One of the important qualities of ValueAligned companies is that its management team and its processes are organized around maximizing "economic value", called "intrinsic value" by Warren Buffett, not some vague notion of maximizing "shareholder value", which almost always degenerates into short-term management of accounting earnings, or "making" the number. The sad result of this is that public companies rarely overcome what the Aspen Institute calls "short-termism".
The statement, “Overcoming Short-termism: A Call for a More Responsible Approach to Investment and Business Management,”identifies three leverage points for encouraging a renewed focus on long-term value creation and for addressing one part of market short-termism, shareholder short-termism:
1. Market incentives: encourage more patient capital through tax policy
2. Alignment: better align the interests of financial intermediaries and their ultimate investors
3. Transparency: strengthen investor disclosures
We would also add better "alignment" between corporate managers and shareholders - whether financial intermediary or not. Of course, we prefer to eliminate financial intermediaries like mutual funds and directly to own the shares of great companies.
The best way we have seen to signal to investors that a company is well-aligned is for top management and other employees, all the way down to the shop floor, to have implicit incentives within the management systems and explicit incentives within the reward and compensation systems, to maximize economic value. That's what Value-Based Management (VBM) is all about.
On his blogand in the WSJ, Bill George the former CEO of Medtronic (MDT), makes his plea for managers to do the "right" thing and reject short-termism:
This crisis wasn't caused by subprime mortgages; it was caused by subprime leadership. Its root cause is leaders who practice short-termism. The culture of short-termism—investing for short-term gains at the expense of long-term accumulation—has taken hold on Wall Street. Managerial capitalism has replaced financial capitalism as holding periods for stocks dropped from eight years in the 1960s to as low as six months today.
George goes on to remind investors that if they do not demand economic value creation from their companies they own then it isn't likely that much will change anytime soon.
Warren Buffett once said that the best holding period is "forever." That philosophy earned him $40 billion and the reputation as America's best investor. Unfortunately, long-term value investing is decidedly out of favor these days. Instead, investors pursuing short-term returns pressure corporate leaders to meet quarterly expectations rather than creating long-term sustainability and growth.

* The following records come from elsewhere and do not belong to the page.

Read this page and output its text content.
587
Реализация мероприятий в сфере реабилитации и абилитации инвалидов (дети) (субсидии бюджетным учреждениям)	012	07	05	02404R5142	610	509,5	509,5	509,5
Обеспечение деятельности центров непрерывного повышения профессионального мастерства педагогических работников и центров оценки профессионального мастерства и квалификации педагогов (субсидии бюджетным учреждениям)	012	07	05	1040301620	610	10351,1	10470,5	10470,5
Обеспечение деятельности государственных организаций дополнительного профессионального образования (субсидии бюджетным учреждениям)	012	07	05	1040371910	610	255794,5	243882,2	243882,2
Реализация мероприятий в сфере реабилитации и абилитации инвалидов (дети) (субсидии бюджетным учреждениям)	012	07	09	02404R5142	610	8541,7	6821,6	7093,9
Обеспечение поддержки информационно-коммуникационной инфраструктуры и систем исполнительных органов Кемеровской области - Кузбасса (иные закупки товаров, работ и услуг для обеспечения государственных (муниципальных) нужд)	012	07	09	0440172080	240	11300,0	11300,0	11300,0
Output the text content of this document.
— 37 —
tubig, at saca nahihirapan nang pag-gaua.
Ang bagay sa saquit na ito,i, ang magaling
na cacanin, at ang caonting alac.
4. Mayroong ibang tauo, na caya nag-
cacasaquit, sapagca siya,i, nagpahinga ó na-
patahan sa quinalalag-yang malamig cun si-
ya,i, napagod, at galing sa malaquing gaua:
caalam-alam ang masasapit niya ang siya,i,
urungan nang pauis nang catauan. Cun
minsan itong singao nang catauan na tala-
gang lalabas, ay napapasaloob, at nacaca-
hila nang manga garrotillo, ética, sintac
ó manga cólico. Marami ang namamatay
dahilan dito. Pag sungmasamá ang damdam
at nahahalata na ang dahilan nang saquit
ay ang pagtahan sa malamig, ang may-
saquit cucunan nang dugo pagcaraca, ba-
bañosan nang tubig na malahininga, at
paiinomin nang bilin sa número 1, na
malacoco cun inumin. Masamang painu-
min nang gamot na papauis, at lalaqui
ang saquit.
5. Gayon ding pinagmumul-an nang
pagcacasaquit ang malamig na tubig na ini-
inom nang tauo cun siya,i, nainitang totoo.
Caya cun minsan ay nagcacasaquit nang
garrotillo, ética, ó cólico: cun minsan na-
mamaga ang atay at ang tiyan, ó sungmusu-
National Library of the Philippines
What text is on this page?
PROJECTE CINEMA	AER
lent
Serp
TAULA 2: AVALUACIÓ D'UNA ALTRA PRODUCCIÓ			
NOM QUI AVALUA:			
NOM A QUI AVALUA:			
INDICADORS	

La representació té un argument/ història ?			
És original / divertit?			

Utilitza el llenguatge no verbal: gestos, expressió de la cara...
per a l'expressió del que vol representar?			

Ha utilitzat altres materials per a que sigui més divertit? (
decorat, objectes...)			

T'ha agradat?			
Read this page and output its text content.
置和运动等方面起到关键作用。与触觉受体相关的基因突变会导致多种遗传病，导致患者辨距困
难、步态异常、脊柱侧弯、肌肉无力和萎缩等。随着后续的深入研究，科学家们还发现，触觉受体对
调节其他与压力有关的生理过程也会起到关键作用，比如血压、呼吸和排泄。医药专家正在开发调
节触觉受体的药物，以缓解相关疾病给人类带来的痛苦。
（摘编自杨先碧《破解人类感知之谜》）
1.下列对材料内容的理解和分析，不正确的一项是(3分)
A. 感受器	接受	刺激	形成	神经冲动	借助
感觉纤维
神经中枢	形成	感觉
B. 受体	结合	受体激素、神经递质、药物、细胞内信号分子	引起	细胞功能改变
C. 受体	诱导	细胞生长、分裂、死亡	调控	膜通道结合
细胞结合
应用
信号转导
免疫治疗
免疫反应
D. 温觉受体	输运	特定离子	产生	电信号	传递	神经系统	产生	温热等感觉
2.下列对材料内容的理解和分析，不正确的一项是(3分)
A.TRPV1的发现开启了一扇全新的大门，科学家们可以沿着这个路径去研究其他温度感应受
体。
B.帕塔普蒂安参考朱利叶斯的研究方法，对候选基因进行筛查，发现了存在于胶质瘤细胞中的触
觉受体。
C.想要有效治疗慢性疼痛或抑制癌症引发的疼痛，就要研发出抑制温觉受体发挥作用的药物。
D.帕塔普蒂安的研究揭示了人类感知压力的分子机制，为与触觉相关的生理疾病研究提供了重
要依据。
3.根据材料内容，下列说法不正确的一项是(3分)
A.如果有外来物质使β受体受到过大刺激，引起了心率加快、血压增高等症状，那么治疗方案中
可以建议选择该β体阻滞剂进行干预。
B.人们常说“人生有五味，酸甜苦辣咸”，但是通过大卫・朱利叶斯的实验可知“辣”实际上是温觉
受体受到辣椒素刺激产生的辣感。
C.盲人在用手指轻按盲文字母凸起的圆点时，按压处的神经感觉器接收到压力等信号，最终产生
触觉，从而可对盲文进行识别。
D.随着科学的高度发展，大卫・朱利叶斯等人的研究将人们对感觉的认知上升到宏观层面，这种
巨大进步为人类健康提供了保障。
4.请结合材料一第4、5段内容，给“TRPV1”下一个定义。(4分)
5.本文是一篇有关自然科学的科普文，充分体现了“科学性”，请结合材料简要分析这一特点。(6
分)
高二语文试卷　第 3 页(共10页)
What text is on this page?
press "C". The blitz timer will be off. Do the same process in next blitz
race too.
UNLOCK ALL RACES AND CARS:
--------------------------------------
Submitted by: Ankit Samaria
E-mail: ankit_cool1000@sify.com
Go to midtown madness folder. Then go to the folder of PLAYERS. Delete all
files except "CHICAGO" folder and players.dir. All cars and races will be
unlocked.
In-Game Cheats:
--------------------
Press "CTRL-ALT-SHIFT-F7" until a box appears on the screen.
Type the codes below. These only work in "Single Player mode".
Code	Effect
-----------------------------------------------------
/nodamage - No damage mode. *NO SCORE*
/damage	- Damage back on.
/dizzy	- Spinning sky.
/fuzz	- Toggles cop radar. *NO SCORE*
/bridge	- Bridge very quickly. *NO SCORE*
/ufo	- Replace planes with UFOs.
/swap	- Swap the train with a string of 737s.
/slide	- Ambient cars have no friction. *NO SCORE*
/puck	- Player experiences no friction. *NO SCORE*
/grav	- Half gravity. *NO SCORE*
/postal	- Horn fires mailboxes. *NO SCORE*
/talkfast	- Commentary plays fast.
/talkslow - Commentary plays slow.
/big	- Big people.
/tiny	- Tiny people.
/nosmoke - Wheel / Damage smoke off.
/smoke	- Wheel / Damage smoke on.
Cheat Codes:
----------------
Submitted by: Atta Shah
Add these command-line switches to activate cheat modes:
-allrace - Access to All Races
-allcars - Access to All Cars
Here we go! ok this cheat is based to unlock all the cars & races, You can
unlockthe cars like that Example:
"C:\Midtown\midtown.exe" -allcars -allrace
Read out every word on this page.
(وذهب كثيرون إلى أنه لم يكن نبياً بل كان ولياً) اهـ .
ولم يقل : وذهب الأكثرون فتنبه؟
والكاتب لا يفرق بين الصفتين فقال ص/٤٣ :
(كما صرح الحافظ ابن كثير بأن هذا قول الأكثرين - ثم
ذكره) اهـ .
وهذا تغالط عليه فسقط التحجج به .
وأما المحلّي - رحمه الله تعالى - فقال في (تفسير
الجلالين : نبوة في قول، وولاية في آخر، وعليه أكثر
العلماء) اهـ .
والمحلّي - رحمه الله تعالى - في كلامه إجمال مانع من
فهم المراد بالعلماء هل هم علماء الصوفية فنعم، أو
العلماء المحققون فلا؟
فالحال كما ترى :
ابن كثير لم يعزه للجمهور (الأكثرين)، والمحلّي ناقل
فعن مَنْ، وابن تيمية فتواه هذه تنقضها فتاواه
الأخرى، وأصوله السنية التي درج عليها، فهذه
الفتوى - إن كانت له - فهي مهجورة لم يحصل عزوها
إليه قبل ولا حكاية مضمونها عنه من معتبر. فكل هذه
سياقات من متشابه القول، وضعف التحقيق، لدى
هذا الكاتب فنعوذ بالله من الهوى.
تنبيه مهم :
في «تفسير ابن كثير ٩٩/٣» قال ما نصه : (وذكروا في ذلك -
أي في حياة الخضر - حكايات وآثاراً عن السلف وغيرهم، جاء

Many corporate leaders fell prey to playing this short-term game. They bought into the widely-believed myths that a company's stock price represents its true economic value and that success can be measured by comparing quarterly earnings to security analysts' expectations.
They hyped their stock prices with short-term actions or made value-destroying acquisitions that crimped their long-term competitiveness, often putting their entire business at risk. Many of their firms, like General Motors, AIG and Citigroup, are barely surviving now.
It is the very idea that maximizing stock price in the market at any given moment is what managing for value is all about that has given Value-Based Management (VBM) a bad name. The corporate objective function in a well functioning capital market ought to be singular, but ought not to be share price. It ought to be "intrinsic or economic value" - which can mathematically tied directly to "economic profit dollars per share".